During the course, students from both countries will learn the science behind restoration and conservation and the cultural differences and similarities between Brazil and the U.S. that result in different approaches to the environment. The Paraná River and Illinois River systems will serve as case studies and students from both countries will work together on group projects.
“My objective in designing this course was to explore the cultural interpretation of conservation and the same for restoration ecology in a world where the terms become harder to interpret and there is more on the line (not only loss of resources, but re-definition of what resource is, and the influx of huge business interests) both for the loss of and the conservation of natural resources,” said Lemke.

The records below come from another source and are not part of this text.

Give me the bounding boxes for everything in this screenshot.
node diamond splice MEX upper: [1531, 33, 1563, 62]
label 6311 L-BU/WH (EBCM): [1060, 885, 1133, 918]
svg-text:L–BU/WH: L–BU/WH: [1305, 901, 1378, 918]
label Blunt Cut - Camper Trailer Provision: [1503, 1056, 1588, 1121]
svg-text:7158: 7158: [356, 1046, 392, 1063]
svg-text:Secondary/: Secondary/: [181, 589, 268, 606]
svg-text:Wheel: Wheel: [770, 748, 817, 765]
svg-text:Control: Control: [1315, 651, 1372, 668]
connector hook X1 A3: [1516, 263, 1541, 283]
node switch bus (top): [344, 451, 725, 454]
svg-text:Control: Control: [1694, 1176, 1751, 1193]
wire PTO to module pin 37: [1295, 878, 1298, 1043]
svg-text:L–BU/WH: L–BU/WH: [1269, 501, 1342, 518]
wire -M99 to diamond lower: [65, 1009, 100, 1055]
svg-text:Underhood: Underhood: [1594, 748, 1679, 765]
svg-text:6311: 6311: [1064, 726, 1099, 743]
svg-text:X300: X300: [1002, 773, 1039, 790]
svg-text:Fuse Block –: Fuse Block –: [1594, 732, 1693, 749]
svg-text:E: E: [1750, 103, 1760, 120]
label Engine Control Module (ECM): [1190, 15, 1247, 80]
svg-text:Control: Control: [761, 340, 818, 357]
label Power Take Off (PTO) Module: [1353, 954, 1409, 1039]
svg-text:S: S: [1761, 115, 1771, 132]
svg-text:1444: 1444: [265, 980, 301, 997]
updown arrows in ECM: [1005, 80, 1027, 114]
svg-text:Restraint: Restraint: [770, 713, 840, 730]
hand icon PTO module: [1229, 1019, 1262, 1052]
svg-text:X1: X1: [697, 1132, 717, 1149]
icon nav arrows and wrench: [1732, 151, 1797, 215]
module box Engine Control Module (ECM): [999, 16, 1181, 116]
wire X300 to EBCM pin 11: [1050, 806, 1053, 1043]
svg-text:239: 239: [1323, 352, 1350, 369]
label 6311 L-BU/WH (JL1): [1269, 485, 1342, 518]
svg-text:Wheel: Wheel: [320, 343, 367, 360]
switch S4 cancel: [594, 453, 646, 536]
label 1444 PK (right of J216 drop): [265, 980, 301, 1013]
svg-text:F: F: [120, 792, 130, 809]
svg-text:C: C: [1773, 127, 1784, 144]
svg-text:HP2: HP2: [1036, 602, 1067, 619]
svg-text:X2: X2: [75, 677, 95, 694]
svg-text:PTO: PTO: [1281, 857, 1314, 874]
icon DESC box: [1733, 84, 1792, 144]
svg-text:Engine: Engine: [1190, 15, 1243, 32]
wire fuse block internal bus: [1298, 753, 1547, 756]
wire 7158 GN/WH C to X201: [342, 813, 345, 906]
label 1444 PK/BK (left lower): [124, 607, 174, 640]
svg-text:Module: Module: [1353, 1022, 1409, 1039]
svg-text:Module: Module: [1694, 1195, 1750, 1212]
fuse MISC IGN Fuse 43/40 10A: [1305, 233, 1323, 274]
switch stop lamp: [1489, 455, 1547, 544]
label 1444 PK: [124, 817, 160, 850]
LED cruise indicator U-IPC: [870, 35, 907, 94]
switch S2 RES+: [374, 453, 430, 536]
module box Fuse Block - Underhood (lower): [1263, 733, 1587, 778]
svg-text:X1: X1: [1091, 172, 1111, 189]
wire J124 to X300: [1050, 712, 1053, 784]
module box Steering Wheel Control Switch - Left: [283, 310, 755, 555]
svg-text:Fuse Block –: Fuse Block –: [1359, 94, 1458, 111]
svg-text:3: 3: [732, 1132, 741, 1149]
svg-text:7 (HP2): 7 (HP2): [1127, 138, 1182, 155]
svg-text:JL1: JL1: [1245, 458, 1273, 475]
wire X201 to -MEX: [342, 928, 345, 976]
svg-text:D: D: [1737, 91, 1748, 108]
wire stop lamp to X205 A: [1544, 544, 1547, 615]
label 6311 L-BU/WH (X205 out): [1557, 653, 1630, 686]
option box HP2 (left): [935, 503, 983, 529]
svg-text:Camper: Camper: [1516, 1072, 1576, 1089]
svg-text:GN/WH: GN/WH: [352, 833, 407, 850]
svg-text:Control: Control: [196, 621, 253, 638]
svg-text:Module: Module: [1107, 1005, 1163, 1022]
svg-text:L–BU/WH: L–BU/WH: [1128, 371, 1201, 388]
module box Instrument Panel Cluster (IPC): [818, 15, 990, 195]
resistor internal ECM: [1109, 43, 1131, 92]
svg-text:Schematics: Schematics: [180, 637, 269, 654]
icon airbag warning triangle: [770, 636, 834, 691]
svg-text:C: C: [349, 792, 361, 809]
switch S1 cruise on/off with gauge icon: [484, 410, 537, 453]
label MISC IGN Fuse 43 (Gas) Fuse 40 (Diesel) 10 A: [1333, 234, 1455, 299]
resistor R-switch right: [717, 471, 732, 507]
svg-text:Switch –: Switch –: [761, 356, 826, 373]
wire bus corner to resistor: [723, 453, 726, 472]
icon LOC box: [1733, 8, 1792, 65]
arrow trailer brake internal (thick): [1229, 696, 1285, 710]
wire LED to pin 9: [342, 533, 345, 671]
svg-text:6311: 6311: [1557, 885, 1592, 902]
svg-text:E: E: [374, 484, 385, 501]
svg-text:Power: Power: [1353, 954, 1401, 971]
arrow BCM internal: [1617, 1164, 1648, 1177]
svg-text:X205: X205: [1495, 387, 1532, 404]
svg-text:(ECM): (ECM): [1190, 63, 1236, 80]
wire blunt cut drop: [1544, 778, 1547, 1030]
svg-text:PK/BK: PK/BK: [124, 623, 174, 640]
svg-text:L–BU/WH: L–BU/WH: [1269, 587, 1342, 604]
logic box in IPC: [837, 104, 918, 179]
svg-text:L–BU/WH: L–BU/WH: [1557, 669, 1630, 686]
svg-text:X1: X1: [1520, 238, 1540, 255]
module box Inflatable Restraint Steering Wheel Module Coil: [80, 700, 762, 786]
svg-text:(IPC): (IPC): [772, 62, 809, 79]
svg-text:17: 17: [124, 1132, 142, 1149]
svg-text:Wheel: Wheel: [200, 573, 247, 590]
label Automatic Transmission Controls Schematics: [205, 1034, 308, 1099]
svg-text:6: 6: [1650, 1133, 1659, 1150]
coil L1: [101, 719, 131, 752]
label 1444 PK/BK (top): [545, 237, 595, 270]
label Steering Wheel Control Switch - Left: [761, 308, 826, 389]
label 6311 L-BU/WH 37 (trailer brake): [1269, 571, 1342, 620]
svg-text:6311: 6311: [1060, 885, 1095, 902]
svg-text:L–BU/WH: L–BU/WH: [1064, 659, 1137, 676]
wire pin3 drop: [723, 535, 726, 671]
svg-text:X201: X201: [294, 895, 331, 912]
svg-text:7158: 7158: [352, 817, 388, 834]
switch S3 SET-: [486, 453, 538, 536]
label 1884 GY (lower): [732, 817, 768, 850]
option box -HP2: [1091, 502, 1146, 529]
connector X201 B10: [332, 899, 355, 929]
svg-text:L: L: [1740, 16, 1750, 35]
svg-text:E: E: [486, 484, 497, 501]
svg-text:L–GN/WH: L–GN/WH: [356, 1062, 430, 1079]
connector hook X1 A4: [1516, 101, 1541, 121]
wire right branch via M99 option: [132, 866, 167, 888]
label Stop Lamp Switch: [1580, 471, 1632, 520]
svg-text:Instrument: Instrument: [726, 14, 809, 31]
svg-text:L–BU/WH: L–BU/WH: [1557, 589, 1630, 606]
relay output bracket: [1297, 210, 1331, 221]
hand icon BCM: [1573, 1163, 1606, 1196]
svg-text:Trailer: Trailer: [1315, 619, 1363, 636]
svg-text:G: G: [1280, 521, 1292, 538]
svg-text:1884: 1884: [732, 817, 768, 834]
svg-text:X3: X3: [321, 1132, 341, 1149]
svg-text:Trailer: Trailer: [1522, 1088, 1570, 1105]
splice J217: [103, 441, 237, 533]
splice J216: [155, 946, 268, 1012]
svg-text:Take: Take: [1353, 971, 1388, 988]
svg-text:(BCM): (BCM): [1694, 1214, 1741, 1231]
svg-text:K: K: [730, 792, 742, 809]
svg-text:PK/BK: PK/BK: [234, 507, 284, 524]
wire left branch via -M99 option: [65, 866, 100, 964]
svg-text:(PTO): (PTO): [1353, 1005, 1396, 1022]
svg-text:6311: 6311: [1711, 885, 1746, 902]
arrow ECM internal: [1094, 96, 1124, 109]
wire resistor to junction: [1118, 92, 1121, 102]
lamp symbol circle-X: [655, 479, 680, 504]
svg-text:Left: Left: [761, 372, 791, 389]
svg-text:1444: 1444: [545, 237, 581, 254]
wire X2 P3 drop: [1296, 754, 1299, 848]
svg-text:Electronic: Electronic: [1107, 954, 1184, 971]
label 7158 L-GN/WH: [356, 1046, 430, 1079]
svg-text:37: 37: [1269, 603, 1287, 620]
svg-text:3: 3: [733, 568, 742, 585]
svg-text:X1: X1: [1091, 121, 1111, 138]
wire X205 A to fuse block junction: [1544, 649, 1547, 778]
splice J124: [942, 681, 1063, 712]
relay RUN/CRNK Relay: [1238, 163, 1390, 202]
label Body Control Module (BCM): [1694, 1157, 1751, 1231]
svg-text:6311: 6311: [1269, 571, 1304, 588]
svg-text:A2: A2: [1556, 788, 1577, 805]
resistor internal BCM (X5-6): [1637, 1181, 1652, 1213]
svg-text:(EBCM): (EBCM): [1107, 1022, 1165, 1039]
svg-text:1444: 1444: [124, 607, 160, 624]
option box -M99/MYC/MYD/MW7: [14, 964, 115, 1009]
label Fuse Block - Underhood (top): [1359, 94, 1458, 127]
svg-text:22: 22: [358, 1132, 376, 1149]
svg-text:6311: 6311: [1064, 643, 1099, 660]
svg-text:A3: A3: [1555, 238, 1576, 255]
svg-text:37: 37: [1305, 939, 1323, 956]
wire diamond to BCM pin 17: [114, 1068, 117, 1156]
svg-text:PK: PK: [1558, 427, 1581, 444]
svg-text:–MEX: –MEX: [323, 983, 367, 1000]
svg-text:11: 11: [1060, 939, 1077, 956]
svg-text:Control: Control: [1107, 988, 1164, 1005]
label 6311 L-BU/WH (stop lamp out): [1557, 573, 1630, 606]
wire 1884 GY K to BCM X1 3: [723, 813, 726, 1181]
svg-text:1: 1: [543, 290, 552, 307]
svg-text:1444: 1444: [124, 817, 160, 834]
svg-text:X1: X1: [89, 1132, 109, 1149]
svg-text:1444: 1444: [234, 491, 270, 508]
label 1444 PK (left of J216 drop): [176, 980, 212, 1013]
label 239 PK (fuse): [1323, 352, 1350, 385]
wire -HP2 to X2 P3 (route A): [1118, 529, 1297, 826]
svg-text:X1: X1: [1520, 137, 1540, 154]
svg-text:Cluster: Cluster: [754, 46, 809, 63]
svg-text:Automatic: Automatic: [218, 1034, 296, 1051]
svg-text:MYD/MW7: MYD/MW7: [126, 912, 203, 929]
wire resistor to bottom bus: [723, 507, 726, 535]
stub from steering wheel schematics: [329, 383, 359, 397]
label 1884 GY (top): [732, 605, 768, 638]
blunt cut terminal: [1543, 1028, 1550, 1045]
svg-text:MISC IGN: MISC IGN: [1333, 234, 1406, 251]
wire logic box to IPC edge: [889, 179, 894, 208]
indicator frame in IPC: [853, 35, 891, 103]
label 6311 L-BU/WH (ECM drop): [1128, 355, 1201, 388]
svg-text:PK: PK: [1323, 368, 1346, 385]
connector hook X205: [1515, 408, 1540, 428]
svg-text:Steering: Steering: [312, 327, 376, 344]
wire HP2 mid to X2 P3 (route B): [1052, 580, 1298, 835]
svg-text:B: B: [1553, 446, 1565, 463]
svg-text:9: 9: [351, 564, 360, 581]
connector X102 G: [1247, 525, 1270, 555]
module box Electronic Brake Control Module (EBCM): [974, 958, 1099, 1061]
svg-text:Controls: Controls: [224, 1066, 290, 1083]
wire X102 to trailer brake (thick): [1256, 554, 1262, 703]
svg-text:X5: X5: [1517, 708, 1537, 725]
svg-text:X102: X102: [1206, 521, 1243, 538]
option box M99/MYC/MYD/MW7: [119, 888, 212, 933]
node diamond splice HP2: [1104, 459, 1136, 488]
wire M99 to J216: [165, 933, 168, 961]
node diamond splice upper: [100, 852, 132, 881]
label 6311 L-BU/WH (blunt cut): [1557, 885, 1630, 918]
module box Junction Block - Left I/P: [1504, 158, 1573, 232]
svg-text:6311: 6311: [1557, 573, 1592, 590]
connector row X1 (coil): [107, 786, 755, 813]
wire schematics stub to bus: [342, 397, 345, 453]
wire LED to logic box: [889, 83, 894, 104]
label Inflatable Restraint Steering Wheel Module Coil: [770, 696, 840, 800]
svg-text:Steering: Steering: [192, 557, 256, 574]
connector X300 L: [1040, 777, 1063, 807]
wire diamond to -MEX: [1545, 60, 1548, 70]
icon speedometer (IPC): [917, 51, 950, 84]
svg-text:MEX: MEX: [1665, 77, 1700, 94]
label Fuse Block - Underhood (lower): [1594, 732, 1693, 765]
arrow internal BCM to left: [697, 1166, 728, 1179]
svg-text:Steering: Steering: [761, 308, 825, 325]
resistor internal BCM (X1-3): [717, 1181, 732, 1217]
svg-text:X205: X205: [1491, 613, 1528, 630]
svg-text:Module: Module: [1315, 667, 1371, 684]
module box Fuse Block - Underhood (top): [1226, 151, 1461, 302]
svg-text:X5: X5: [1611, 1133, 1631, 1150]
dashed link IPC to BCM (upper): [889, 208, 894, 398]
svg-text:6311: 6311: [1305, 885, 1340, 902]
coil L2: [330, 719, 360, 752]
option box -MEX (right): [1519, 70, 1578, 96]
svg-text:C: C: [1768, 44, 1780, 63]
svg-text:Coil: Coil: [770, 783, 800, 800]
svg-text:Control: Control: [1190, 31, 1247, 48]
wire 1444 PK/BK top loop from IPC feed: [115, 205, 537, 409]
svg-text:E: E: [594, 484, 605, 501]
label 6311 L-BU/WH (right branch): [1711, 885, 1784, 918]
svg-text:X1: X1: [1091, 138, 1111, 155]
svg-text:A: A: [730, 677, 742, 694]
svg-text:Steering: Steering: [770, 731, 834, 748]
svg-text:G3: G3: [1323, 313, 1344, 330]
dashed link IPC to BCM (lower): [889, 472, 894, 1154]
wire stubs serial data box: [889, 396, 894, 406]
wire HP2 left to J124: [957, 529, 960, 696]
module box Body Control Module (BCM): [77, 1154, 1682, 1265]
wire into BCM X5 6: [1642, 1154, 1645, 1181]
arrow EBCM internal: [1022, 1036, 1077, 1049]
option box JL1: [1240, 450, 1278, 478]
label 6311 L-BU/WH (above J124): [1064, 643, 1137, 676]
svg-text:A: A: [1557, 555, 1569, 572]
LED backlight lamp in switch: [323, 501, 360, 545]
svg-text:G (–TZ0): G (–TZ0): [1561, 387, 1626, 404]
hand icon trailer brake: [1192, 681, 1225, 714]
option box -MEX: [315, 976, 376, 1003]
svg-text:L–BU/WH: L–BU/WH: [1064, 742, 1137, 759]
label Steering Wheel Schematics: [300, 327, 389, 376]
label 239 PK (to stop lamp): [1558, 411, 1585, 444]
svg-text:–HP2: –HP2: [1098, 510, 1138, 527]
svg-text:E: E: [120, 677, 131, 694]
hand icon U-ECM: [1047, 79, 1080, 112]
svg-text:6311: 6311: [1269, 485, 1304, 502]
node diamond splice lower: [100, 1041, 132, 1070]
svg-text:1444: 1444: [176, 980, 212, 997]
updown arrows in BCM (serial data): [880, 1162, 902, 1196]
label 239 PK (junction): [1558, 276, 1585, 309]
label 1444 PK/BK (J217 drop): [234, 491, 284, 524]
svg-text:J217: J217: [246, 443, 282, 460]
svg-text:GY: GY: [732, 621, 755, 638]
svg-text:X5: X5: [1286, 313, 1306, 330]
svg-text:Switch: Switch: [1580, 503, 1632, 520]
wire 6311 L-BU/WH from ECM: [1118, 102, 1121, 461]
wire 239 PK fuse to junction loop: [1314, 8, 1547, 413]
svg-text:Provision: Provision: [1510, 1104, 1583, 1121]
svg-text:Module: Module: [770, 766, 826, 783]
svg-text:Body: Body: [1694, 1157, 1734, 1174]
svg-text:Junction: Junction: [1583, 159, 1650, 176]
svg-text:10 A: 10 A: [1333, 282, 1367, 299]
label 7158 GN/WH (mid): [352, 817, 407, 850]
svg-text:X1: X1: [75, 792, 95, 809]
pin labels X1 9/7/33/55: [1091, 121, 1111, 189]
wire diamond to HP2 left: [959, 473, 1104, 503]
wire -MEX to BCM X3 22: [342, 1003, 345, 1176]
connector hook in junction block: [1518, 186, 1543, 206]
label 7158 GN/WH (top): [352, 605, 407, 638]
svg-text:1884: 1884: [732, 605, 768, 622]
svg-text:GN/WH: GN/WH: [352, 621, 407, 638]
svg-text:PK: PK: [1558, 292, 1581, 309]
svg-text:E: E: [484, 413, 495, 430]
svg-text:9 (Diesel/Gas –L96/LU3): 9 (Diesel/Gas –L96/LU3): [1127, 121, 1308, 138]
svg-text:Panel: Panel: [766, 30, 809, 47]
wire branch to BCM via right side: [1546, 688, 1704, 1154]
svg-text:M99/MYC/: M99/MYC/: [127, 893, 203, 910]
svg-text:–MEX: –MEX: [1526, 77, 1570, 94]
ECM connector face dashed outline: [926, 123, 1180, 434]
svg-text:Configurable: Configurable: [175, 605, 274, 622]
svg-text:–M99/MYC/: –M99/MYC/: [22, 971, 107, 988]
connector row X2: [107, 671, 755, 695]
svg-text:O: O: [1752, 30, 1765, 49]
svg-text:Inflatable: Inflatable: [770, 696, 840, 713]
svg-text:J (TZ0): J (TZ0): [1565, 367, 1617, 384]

While in Brazil, UIS students also had the chance to view Iguassu Falls, one of the seven natural wonders of the world, and got a technical tour of the Itaipu Dam, the largest hydroelectric dam in the world (in terms of consistent power output.
“Besides the amazing sites, the great science, and meeting wonderful people, the most significant aspect of the trip for me was to be able to see students from two continents that spoke different languages develop friendships with one another,” said Dungey.
This summer’s project grew out of a ten year research collaboration between Professor Lemke and UEM scientists. The program was partially funded by a $25,000 Innovation Fund grant from the Coca-Cola Foundation-sponsored competition, “100,000 Strong in the Americas”, which was administered by Partners for the Americas. The goal of this fund is to increase college student exchange between North and South America, for the purpose of furthering international understanding and student career development. UIS was one of only eight United States institutions to receive the award.